Ternyata, Imam Mahdi yang dimaksud hanya seorang mahasiswa bernama Muhammad bin Abdullah Al-Qahtani. Dia direkrut oleh Juhaiman dan dianggap Imam Mahdi karena memiliki ciri-ciri seperti yang terdapat pada Imam Mahdi dalam hadits.
Ciri-ciri yang dimaksud di antaranya, nama yang mirip Nabi Muhammad, berdahi lebar, dan memilki hidung mancung.
Juhaiman lalu mengajak seluruh umat Islam untuk berbaiat pada Imam Mahdi tepat di sisi Kabah, seperti yang ada di dalam hadits.
Untuk mengamankan aksinya, Juhaiman ternyata telah menempatkan sejumlah penembak jitu di setiap puncak menara Masjidil Haram. Mereka bertugas untuk menembaki pihak luar yang mencoba mendekat.
Selain itu, dia juga memerintah semua pintu Masjidil Haram ditutup. Perintah lain yakni, anggotanya dipersilakan menembak siapa pun yang melawan.
“Jika kalian melihat tentara pemerintah hendak melawan, tembaklah, karena ia ingin membunuhmu! Jangan ragu!” kata Juhaiman.
Sekitar satu jam, Juhaiman dan kelompoknya berhasil menguasai Masjidil Haram.

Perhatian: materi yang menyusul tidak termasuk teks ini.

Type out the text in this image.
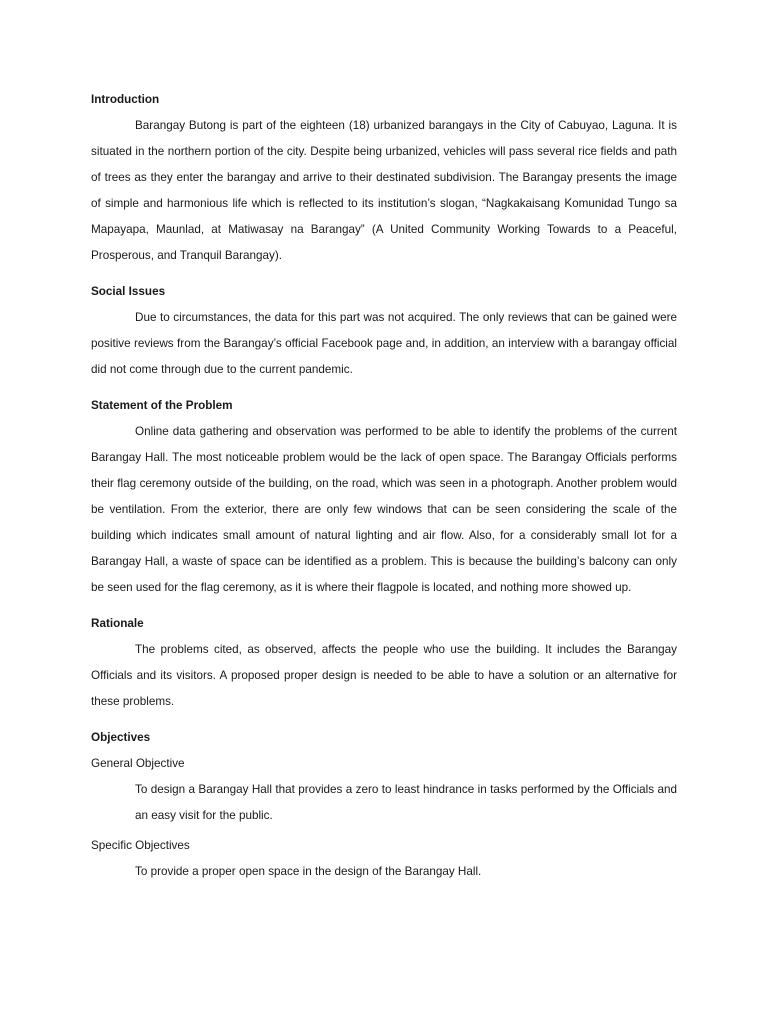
Introduction

Barangay Butong is part of the eighteen (18) urbanized barangays in the City of Cabuyao, Laguna. It is situated in the northern portion of the city. Despite being urbanized, vehicles will pass several rice fields and path of trees as they enter the barangay and arrive to their destinated subdivision. The Barangay presents the image of simple and harmonious life which is reflected to its institution’s slogan, “Nagkakaisang Komunidad Tungo sa Mapayapa, Maunlad, at Matiwasay na Barangay” (A United Community Working Towards to a Peaceful, Prosperous, and Tranquil Barangay).

Social Issues

Due to circumstances, the data for this part was not acquired. The only reviews that can be gained were positive reviews from the Barangay’s official Facebook page and, in addition, an interview with a barangay official did not come through due to the current pandemic.

Statement of the Problem

Online data gathering and observation was performed to be able to identify the problems of the current Barangay Hall. The most noticeable problem would be the lack of open space. The Barangay Officials performs their flag ceremony outside of the building, on the road, which was seen in a photograph. Another problem would be ventilation. From the exterior, there are only few windows that can be seen considering the scale of the building which indicates small amount of natural lighting and air flow. Also, for a considerably small lot for a Barangay Hall, a waste of space can be identified as a problem. This is because the building’s balcony can only be seen used for the flag ceremony, as it is where their flagpole is located, and nothing more showed up.

Rationale

The problems cited, as observed, affects the people who use the building. It includes the Barangay Officials and its visitors. A proposed proper design is needed to be able to have a solution or an alternative for these problems.

Objectives
General Objective

To design a Barangay Hall that provides a zero to least hindrance in tasks performed by the Officials and an easy visit for the public.

Specific Objectives

To provide a proper open space in the design of the Barangay Hall.
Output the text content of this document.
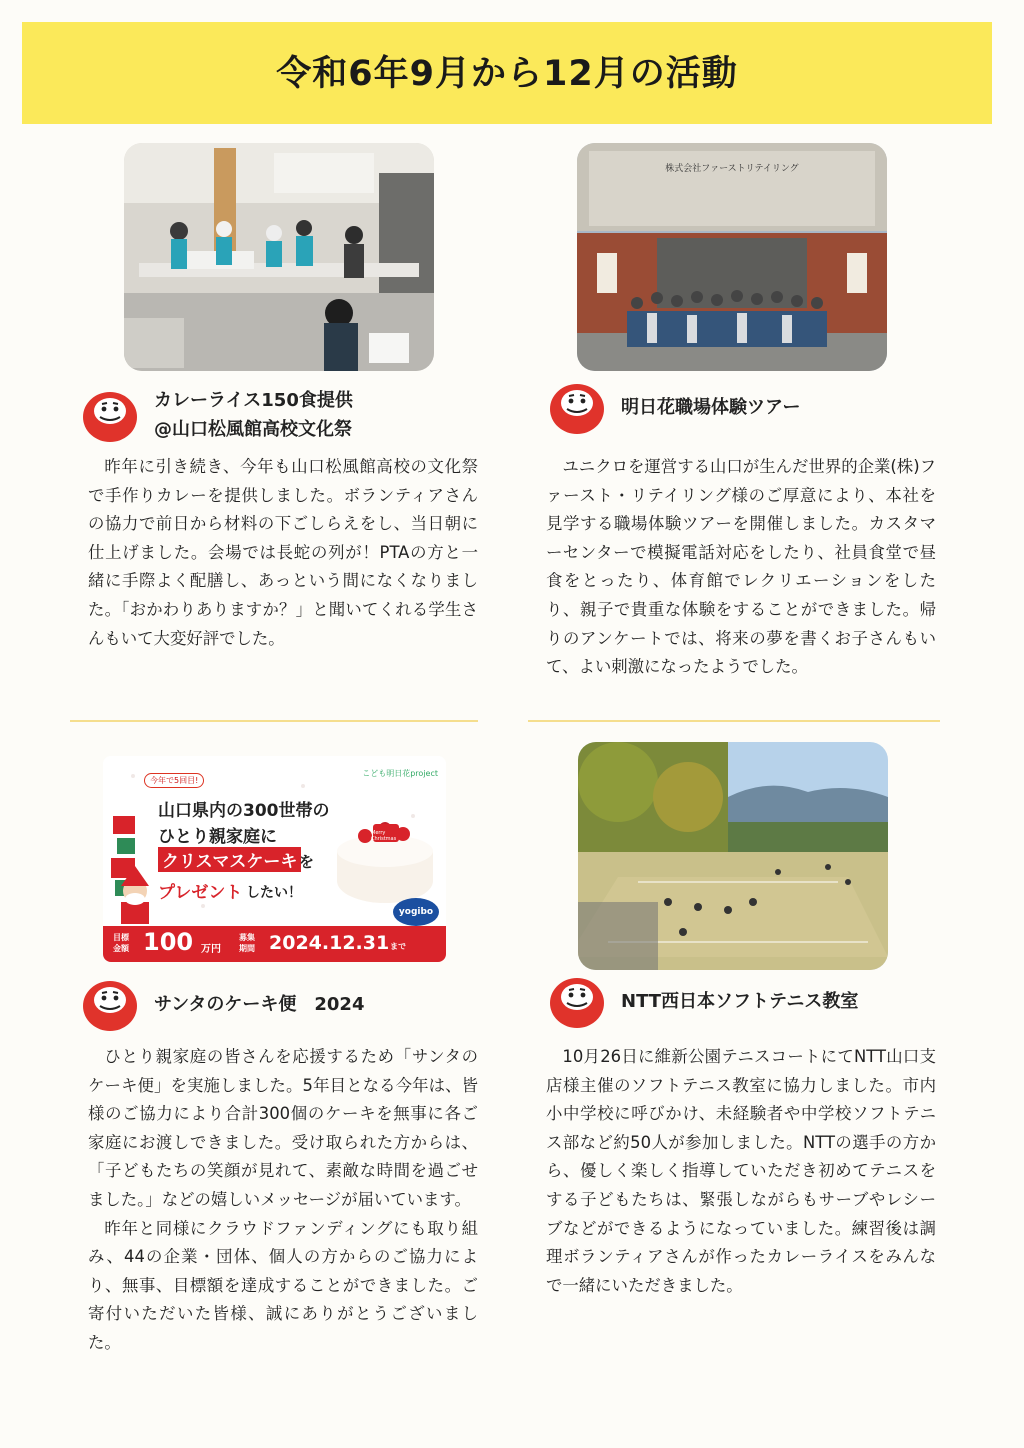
令和6年9月から12月の活動
株式会社ファーストリテイリング
カレーライス150食提供
@山口松風館高校文化祭
明日花職場体験ツアー

昨年に引き続き、今年も山口松風館高校の文化祭で手作りカレーを提供しました。ボランティアさんの協力で前日から材料の下ごしらえをし、当日朝に仕上げました。会場では長蛇の列が！PTAの方と一緒に手際よく配膳し、あっという間になくなりました。「おかわりありますか？」と聞いてくれる学生さんもいて大変好評でした。

ユニクロを運営する山口が生んだ世界的企業(株)ファースト・リテイリング様のご厚意により、本社を見学する職場体験ツアーを開催しました。カスタマーセンターで模擬電話対応をしたり、社員食堂で昼食をとったり、体育館でレクリエーションをしたり、親子で貴重な体験をすることができました。帰りのアンケートでは、将来の夢を書くお子さんもいて、よい刺激になったようでした。

今年で5回目!
こども明日花project
山口県内の300世帯の
ひとり親家庭に
クリスマスケーキ を
プレゼント したい！
Merry Christmas
yogibo
目標金額 100 万円
募集期間 2024.12.31 まで
サンタのケーキ便　2024	NTT西日本ソフトテニス教室

ひとり親家庭の皆さんを応援するため「サンタのケーキ便」を実施しました。5年目となる今年は、皆様のご協力により合計300個のケーキを無事に各ご家庭にお渡しできました。受け取られた方からは、「子どもたちの笑顔が見れて、素敵な時間を過ごせました。」などの嬉しいメッセージが届いています。

昨年と同様にクラウドファンディングにも取り組み、44の企業・団体、個人の方からのご協力により、無事、目標額を達成することができました。ご寄付いただいた皆様、誠にありがとうございました。

10月26日に維新公園テニスコートにてNTT山口支店様主催のソフトテニス教室に協力しました。市内小中学校に呼びかけ、未経験者や中学校ソフトテニス部など約50人が参加しました。NTTの選手の方から、優しく楽しく指導していただき初めてテニスをする子どもたちは、緊張しながらもサーブやレシーブなどができるようになっていました。練習後は調理ボランティアさんが作ったカレーライスをみんなで一緒にいただきました。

Menghadapi kudeta itu, pemerintah Arab Saudi menutup akses berita peliputan dari dunia luar, agar tak ada informasi dan teror yang semakin menjadi. Bahkan, Arab Saudi juga ditutup untuk turis dan jurnalis mancanegara.
Para ulama saat itu harus mengeluarkan fatwa terkait dengan pembalasan serangan ke Masjidil Haram. Hingga akhirnya diputuskan, militer Arab Saudi diperbolehkan menggunakan kekuatan untuk merebut kembali Masjidil Haram dari tangan pemberontak.
Militer mengerahkan kendaraan lapis baja, militer bersenjata, serta helikopter dikerahkan untuk mengepung Masjidil Haram. Arab Saudi juga meminta bantuan dari unit komando Pakistan, Prancis, dan Amerika (CIA).